Потом меня ввели в переполненное людьми помещение, так называемый корабль – очевидно, это был раньше склад или антресоли бывшего зала. Какие-то галереи. И вот я – заключенный. Все «политические» посажены недавно, много студентов, это перевалочный пункт, потом уже настоящая тюрьма. Мы знакомимся. Уже утро, но не хочется спать; нам приносят кипятку, мы едим то, что было с собой захвачено; как будто, действительно, куда-то плывем, может быть, в трюме. Потом вызывают по партиям сгребать выпавший только что обильный снег. Мы весело действуем лопатами, но слышим где-то вблизи шум проснувшейся Москвы, и меня опять берет тоска. Потом все ждут допроса.

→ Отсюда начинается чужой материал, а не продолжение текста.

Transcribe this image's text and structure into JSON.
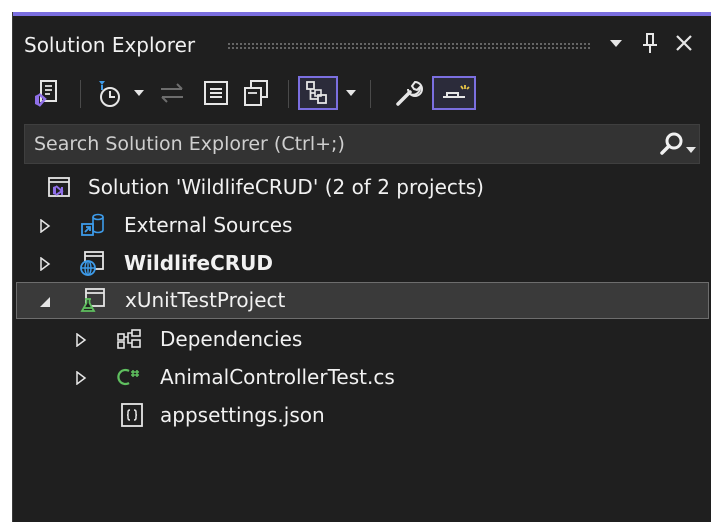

Наконец на второй день – моя очередь. Прекрасная комната, удобное кресло, следователь любезен: «Садитесь, вы курите?» – «Спасибо, я не курю» и т. д. «К чему же клонились ваши призывы на сходке? – спрашивает он строго. – Ты, видно, отсюда не скоро выберешься». Стало быть, дело дрянь.

Мы разделись, нас повели мыться, вещи пересмотрели, а особенно взятый мною том «Внутренней секреции» Бидля, и по мрачным коридорам рассовали по камерам.

В камере, куда я попал, было человек тридцать. В углу стояла большая параша с мочой, окно забито решеткой, своды, стены и пол каменные. «Вот это тюрьма так тюрьма», – подумал я. Будили нас рано, мы убирали помещение, пили кипяток; на обед – какая-то похлебка с просом; днем – прогулка во дворе под присмотром конвойных, в круг, как на картине Ван Гога. Как-то раз вошла молоденькая женщина в халате – тюремный врач. «Нет ли больных? Не надо ли лекарств?» Мы благодарно посмотрели на нее, сказали: «Нет, спасибо» и уткнулись в свои жесткие соломенные подушки.

Шли тягостные дни. Время от времени часовой посматривал на нас из коридора через окошечко. Изредка – вдруг вызов: такого-то к допросу, такого-то с вещами. Хуже всего просто вызов, неизвестно с какой целью (может быть, расстрел?). Вызов с вещами означал или перевод в другую тюрьму, может быть, за город, или освобождение.